商会会頭の顔は、一糸乱れず貼り付いたまま。
自由都市同盟とオルタニア王国には、いま直通の交易路はない。
物資は北の共和国を経由するか、南の皇国の港を回るしかない。
(だが皇国経由の海路は、魔族の襲撃を受けやすい……下手をすれば全損だ)
(積荷どころか、捕虜として連れて行かれるという話も聞く)
ガストンは小さく息を呑み、静かに瞳を細めた。
(……東の海に抜けられれば、魔族も皇国も回避できる。
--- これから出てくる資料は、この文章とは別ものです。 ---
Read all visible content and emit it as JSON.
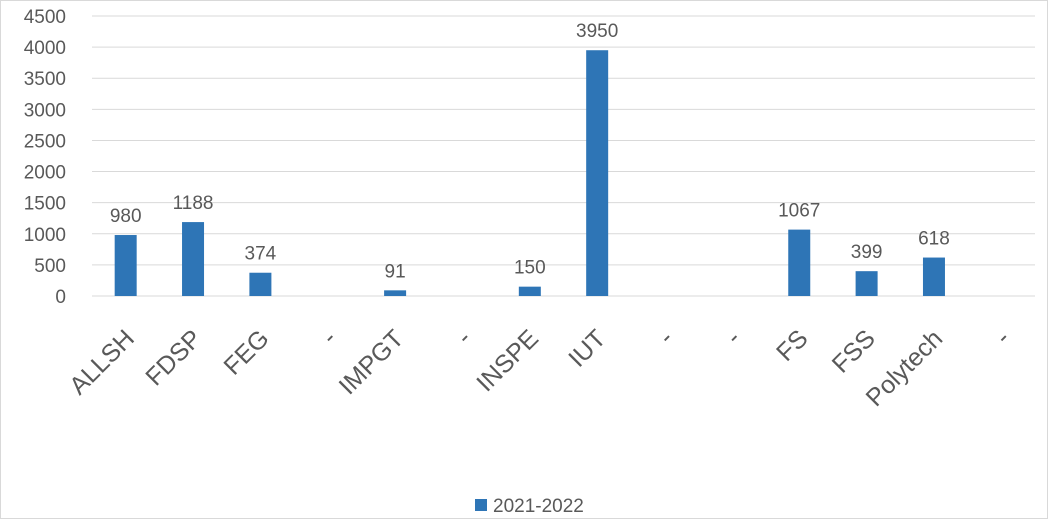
{
  "chart_data": {
    "type": "bar",
    "categories": [
      "ALLSH",
      "FDSP",
      "FEG",
      "-",
      "IMPGT",
      "-",
      "INSPE",
      "IUT",
      "-",
      "-",
      "FS",
      "FSS",
      "Polytech",
      "-"
    ],
    "series": [
      {
        "name": "2021-2022",
        "values": [
          980,
          1188,
          374,
          null,
          91,
          null,
          150,
          3950,
          null,
          null,
          1067,
          399,
          618,
          null
        ],
        "color": "#2e75b6"
      }
    ],
    "data_labels": [
      "980",
      "1188",
      "374",
      "",
      "91",
      "",
      "150",
      "3950",
      "",
      "",
      "1067",
      "399",
      "618",
      ""
    ],
    "ylim": [
      0,
      4500
    ],
    "yticks": [
      0,
      500,
      1000,
      1500,
      2000,
      2500,
      3000,
      3500,
      4000,
      4500
    ],
    "grid": true,
    "legend_position": "bottom",
    "title": "",
    "xlabel": "",
    "ylabel": ""
  }
}
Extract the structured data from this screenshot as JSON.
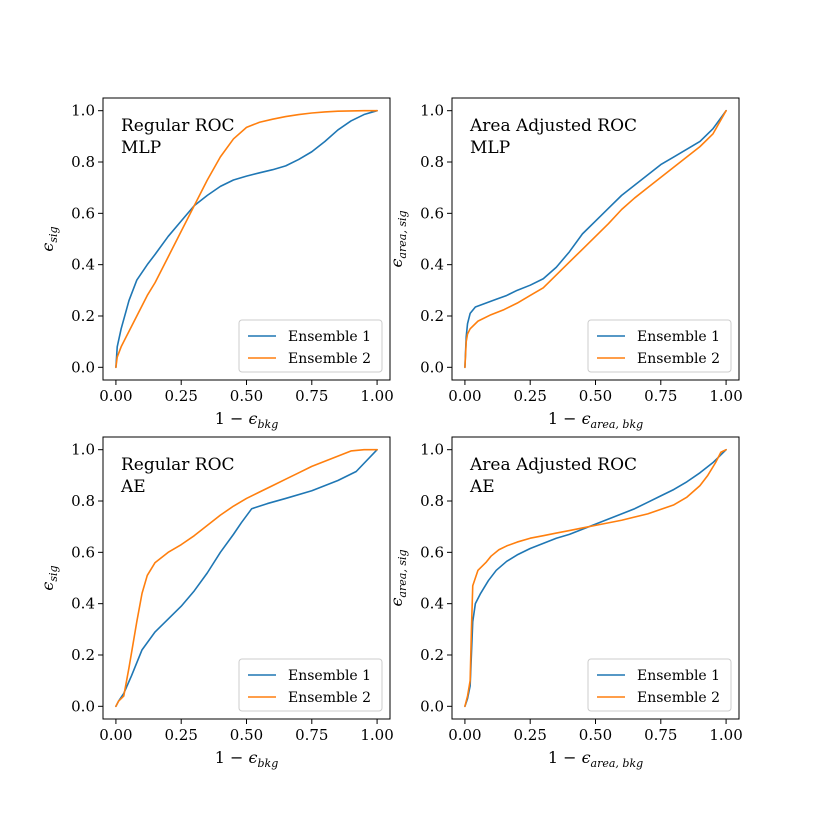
{
  "colors": {
    "ensemble1": "#1f77b4",
    "ensemble2": "#ff7f0e"
  },
  "chart_data": [
    {
      "type": "line",
      "title_lines": [
        "Regular ROC",
        "MLP"
      ],
      "xlabel": {
        "prefix": "1 − ",
        "symbol": "ϵ",
        "sub": "bkg"
      },
      "ylabel": {
        "symbol": "ϵ",
        "sub": "sig"
      },
      "xlim": [
        0,
        1
      ],
      "ylim": [
        0,
        1
      ],
      "xticks": [
        "0.00",
        "0.25",
        "0.50",
        "0.75",
        "1.00"
      ],
      "yticks": [
        "0.0",
        "0.2",
        "0.4",
        "0.6",
        "0.8",
        "1.0"
      ],
      "legend": {
        "position": "lower-right",
        "entries": [
          "Ensemble 1",
          "Ensemble 2"
        ]
      },
      "series": [
        {
          "name": "Ensemble 1",
          "x": [
            0.0,
            0.005,
            0.02,
            0.05,
            0.08,
            0.12,
            0.15,
            0.2,
            0.25,
            0.3,
            0.35,
            0.4,
            0.45,
            0.5,
            0.55,
            0.6,
            0.65,
            0.7,
            0.75,
            0.8,
            0.85,
            0.9,
            0.95,
            1.0
          ],
          "y": [
            0.0,
            0.08,
            0.15,
            0.26,
            0.34,
            0.4,
            0.44,
            0.51,
            0.57,
            0.63,
            0.67,
            0.705,
            0.73,
            0.745,
            0.758,
            0.77,
            0.785,
            0.81,
            0.84,
            0.88,
            0.925,
            0.96,
            0.985,
            1.0
          ]
        },
        {
          "name": "Ensemble 2",
          "x": [
            0.0,
            0.005,
            0.02,
            0.05,
            0.08,
            0.12,
            0.15,
            0.2,
            0.25,
            0.3,
            0.35,
            0.4,
            0.45,
            0.5,
            0.55,
            0.6,
            0.65,
            0.7,
            0.75,
            0.8,
            0.85,
            0.9,
            0.95,
            1.0
          ],
          "y": [
            0.0,
            0.04,
            0.08,
            0.14,
            0.2,
            0.28,
            0.33,
            0.43,
            0.53,
            0.63,
            0.73,
            0.82,
            0.89,
            0.935,
            0.955,
            0.967,
            0.977,
            0.985,
            0.991,
            0.995,
            0.998,
            0.999,
            1.0,
            1.0
          ]
        }
      ]
    },
    {
      "type": "line",
      "title_lines": [
        "Area Adjusted ROC",
        "MLP"
      ],
      "xlabel": {
        "prefix": "1 − ",
        "symbol": "ϵ",
        "sub": "area, bkg"
      },
      "ylabel": {
        "symbol": "ϵ",
        "sub": "area, sig"
      },
      "xlim": [
        0,
        1
      ],
      "ylim": [
        0,
        1
      ],
      "xticks": [
        "0.00",
        "0.25",
        "0.50",
        "0.75",
        "1.00"
      ],
      "yticks": [
        "0.0",
        "0.2",
        "0.4",
        "0.6",
        "0.8",
        "1.0"
      ],
      "legend": {
        "position": "lower-right",
        "entries": [
          "Ensemble 1",
          "Ensemble 2"
        ]
      },
      "series": [
        {
          "name": "Ensemble 1",
          "x": [
            0.0,
            0.005,
            0.01,
            0.02,
            0.04,
            0.08,
            0.12,
            0.16,
            0.2,
            0.25,
            0.3,
            0.35,
            0.4,
            0.45,
            0.5,
            0.55,
            0.6,
            0.65,
            0.7,
            0.75,
            0.8,
            0.85,
            0.9,
            0.95,
            1.0
          ],
          "y": [
            0.0,
            0.12,
            0.17,
            0.21,
            0.235,
            0.25,
            0.265,
            0.28,
            0.3,
            0.32,
            0.345,
            0.39,
            0.45,
            0.52,
            0.57,
            0.62,
            0.67,
            0.71,
            0.75,
            0.79,
            0.82,
            0.85,
            0.88,
            0.93,
            1.0
          ]
        },
        {
          "name": "Ensemble 2",
          "x": [
            0.0,
            0.005,
            0.01,
            0.02,
            0.05,
            0.1,
            0.15,
            0.2,
            0.25,
            0.3,
            0.35,
            0.4,
            0.45,
            0.5,
            0.55,
            0.6,
            0.65,
            0.7,
            0.75,
            0.8,
            0.85,
            0.9,
            0.95,
            1.0
          ],
          "y": [
            0.0,
            0.1,
            0.13,
            0.15,
            0.18,
            0.205,
            0.225,
            0.25,
            0.28,
            0.31,
            0.36,
            0.41,
            0.46,
            0.51,
            0.56,
            0.615,
            0.66,
            0.7,
            0.74,
            0.78,
            0.82,
            0.86,
            0.91,
            1.0
          ]
        }
      ]
    },
    {
      "type": "line",
      "title_lines": [
        "Regular ROC",
        "AE"
      ],
      "xlabel": {
        "prefix": "1 − ",
        "symbol": "ϵ",
        "sub": "bkg"
      },
      "ylabel": {
        "symbol": "ϵ",
        "sub": "sig"
      },
      "xlim": [
        0,
        1
      ],
      "ylim": [
        0,
        1
      ],
      "xticks": [
        "0.00",
        "0.25",
        "0.50",
        "0.75",
        "1.00"
      ],
      "yticks": [
        "0.0",
        "0.2",
        "0.4",
        "0.6",
        "0.8",
        "1.0"
      ],
      "legend": {
        "position": "lower-right",
        "entries": [
          "Ensemble 1",
          "Ensemble 2"
        ]
      },
      "series": [
        {
          "name": "Ensemble 1",
          "x": [
            0.0,
            0.01,
            0.03,
            0.06,
            0.1,
            0.15,
            0.2,
            0.25,
            0.3,
            0.35,
            0.4,
            0.45,
            0.48,
            0.52,
            0.58,
            0.65,
            0.75,
            0.85,
            0.92,
            1.0
          ],
          "y": [
            0.0,
            0.02,
            0.05,
            0.12,
            0.22,
            0.29,
            0.34,
            0.39,
            0.45,
            0.52,
            0.6,
            0.67,
            0.715,
            0.77,
            0.79,
            0.81,
            0.84,
            0.88,
            0.915,
            1.0
          ]
        },
        {
          "name": "Ensemble 2",
          "x": [
            0.0,
            0.01,
            0.03,
            0.05,
            0.08,
            0.1,
            0.12,
            0.15,
            0.2,
            0.25,
            0.3,
            0.35,
            0.4,
            0.45,
            0.5,
            0.55,
            0.6,
            0.65,
            0.7,
            0.75,
            0.8,
            0.85,
            0.9,
            0.95,
            1.0
          ],
          "y": [
            0.0,
            0.02,
            0.04,
            0.15,
            0.33,
            0.44,
            0.51,
            0.56,
            0.6,
            0.63,
            0.665,
            0.705,
            0.745,
            0.78,
            0.81,
            0.835,
            0.86,
            0.885,
            0.91,
            0.935,
            0.955,
            0.975,
            0.995,
            1.0,
            1.0
          ]
        }
      ]
    },
    {
      "type": "line",
      "title_lines": [
        "Area Adjusted ROC",
        "AE"
      ],
      "xlabel": {
        "prefix": "1 − ",
        "symbol": "ϵ",
        "sub": "area, bkg"
      },
      "ylabel": {
        "symbol": "ϵ",
        "sub": "area, sig"
      },
      "xlim": [
        0,
        1
      ],
      "ylim": [
        0,
        1
      ],
      "xticks": [
        "0.00",
        "0.25",
        "0.50",
        "0.75",
        "1.00"
      ],
      "yticks": [
        "0.0",
        "0.2",
        "0.4",
        "0.6",
        "0.8",
        "1.0"
      ],
      "legend": {
        "position": "lower-right",
        "entries": [
          "Ensemble 1",
          "Ensemble 2"
        ]
      },
      "series": [
        {
          "name": "Ensemble 1",
          "x": [
            0.0,
            0.01,
            0.02,
            0.03,
            0.04,
            0.06,
            0.09,
            0.12,
            0.16,
            0.2,
            0.25,
            0.3,
            0.35,
            0.4,
            0.45,
            0.5,
            0.55,
            0.6,
            0.65,
            0.7,
            0.75,
            0.8,
            0.85,
            0.9,
            0.95,
            1.0
          ],
          "y": [
            0.0,
            0.03,
            0.08,
            0.33,
            0.4,
            0.44,
            0.49,
            0.53,
            0.565,
            0.59,
            0.615,
            0.635,
            0.655,
            0.67,
            0.69,
            0.71,
            0.73,
            0.75,
            0.77,
            0.795,
            0.82,
            0.845,
            0.875,
            0.91,
            0.95,
            1.0
          ]
        },
        {
          "name": "Ensemble 2",
          "x": [
            0.0,
            0.01,
            0.02,
            0.025,
            0.03,
            0.05,
            0.08,
            0.1,
            0.13,
            0.16,
            0.2,
            0.25,
            0.3,
            0.35,
            0.4,
            0.45,
            0.5,
            0.6,
            0.7,
            0.8,
            0.85,
            0.9,
            0.93,
            0.96,
            0.98,
            1.0
          ],
          "y": [
            0.0,
            0.04,
            0.1,
            0.3,
            0.47,
            0.53,
            0.56,
            0.585,
            0.61,
            0.625,
            0.64,
            0.655,
            0.665,
            0.675,
            0.685,
            0.695,
            0.705,
            0.725,
            0.75,
            0.785,
            0.815,
            0.86,
            0.9,
            0.95,
            0.99,
            1.0
          ]
        }
      ]
    }
  ]
}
安全で、速い。
それはつまり――“新たな国際航路”を生み出すということじゃないか!)
(ぐぬぬ……儂が二十年かけて夢見たルートを、
ドラゴンのブレスで、土砂焼いて、現実にしようとしておるとは……!)
「ふふ……相変わらず、突拍子もないことを平然とおっしゃるのね、貴方は」
ヴィクトリアは、呆れたように笑いながらも――どこか嬉しそうだった。
「自由都市同盟との貿易が可能になれば――
レーベルク男爵領は、もはや“辺境”とは呼べなくなるわね」
紅茶をひと口啜ってから、ヴィクトリアは微笑む。